Préambule :
Ecrire sur la prostitution est un sujet éminemment difficile. Et prendre la posture d'un enfant de 10 ans pour aborder le sujet relève quasiment du suicide littéraire. Mais quand une histoire vous hante du matin jusqu'au soir, vous brûle l'imaginaire et fourmille au bout de vos doigts, il n'y a pas d'autre choix que de la déposer sur le papier pour qu'elle cesse enfin de vous tourmenter. Ma motivation était simple. Je voulais écrire sur les déclassés, les sans-grade et les inutiles.
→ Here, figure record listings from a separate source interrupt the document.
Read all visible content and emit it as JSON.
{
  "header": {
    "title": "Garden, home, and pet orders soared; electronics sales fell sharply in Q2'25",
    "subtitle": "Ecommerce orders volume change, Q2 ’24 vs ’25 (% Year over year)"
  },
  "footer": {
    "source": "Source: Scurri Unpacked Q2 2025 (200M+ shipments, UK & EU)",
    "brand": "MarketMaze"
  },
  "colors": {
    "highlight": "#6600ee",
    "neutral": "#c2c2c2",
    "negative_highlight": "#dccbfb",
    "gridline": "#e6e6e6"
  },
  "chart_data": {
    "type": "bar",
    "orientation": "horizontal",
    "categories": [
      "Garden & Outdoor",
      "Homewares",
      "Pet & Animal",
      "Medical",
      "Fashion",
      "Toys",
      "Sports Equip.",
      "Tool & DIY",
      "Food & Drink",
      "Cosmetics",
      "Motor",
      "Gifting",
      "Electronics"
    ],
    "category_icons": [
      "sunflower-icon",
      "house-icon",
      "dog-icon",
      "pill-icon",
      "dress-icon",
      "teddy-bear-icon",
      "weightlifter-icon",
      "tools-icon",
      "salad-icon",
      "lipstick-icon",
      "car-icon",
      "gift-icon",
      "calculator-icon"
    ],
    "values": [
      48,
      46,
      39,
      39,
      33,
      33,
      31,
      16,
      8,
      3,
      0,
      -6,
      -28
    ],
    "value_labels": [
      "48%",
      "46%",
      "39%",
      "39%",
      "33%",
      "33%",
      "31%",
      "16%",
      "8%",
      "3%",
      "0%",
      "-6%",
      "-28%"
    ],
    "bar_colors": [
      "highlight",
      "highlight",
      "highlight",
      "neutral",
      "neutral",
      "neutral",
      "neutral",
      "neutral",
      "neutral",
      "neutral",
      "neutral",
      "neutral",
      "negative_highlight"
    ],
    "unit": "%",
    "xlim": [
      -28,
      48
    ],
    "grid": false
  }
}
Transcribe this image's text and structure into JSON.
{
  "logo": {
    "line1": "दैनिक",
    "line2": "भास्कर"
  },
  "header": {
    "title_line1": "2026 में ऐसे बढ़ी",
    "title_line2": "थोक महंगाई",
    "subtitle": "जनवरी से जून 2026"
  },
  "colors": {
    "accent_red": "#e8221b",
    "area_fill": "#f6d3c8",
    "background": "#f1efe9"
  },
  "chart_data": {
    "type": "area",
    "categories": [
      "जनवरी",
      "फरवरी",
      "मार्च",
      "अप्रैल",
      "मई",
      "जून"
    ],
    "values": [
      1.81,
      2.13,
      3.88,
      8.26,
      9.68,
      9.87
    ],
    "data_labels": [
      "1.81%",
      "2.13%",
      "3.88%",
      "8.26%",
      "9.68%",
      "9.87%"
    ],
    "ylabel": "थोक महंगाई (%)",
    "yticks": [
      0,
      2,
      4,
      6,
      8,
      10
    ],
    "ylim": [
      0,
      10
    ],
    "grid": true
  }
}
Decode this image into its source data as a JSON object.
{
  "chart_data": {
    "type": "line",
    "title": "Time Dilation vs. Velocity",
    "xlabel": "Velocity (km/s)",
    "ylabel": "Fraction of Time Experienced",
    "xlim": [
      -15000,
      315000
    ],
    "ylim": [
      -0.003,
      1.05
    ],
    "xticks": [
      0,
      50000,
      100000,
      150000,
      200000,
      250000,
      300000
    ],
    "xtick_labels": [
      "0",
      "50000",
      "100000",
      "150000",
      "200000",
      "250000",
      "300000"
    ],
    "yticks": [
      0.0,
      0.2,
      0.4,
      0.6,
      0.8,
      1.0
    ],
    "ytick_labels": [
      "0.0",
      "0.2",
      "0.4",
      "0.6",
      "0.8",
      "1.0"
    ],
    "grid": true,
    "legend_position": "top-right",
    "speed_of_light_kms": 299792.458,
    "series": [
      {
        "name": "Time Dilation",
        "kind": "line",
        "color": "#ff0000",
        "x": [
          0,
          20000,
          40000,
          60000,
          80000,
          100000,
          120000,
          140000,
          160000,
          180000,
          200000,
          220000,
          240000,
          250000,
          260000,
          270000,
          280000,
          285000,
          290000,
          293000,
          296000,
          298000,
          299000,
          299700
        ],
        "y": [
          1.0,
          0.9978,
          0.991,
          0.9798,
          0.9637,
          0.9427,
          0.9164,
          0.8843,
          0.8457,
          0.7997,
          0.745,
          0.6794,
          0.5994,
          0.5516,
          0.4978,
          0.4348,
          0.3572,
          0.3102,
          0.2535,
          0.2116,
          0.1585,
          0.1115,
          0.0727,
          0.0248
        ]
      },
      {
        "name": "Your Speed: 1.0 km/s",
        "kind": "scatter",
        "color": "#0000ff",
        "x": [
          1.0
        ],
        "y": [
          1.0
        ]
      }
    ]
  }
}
Ces gueules cassées trop souvent boxées par la vie. "Fleur de Bitume" est née de cette volonté de leur redorer le blason mais aussi d'un coup de foudre littéraire. Celui que j'ai eu, il y a bien longtemps, en lisant "La vie devant soi" de Romain Gary. Le style tonitruant, sans fioritures et si familier de l'auteur a été une déflagration pour moi. Et cette habileté si prodigieuse à jouer sur les mots et à parler le prolétaire, lui qui était diplomate, m'ont hantée pendant très longtemps. "Fleur de Bitume" est probablement le roman le plus difficile que j'ai eu à écrire. Jour après jour, il a fallu se battre constamment avec le verbe, trouver le bon mot et devenir une sorte de sniper au langage bien fleuri. Il a fallu déconstruire les expressions les plus courantes pour en ré-inventer de nouvelles, jouer avec l'argot pour évoquer des réalités pas toujours très belles à raconter. Il a fallu aussi parfois implorer secrètement l'âme de San Antonio pour qu'elle me vienne en aide quand l'angoisse de la page blanche se faisait trop sentir. "Fleur de Bitume" est résolument un roman populaire et sans langue de bois. C'est aussi un roman d'humour entre une femme au crépuscule de sa vie et un gamin qui la raconte dans un langage qui n'appartient qu'à lui.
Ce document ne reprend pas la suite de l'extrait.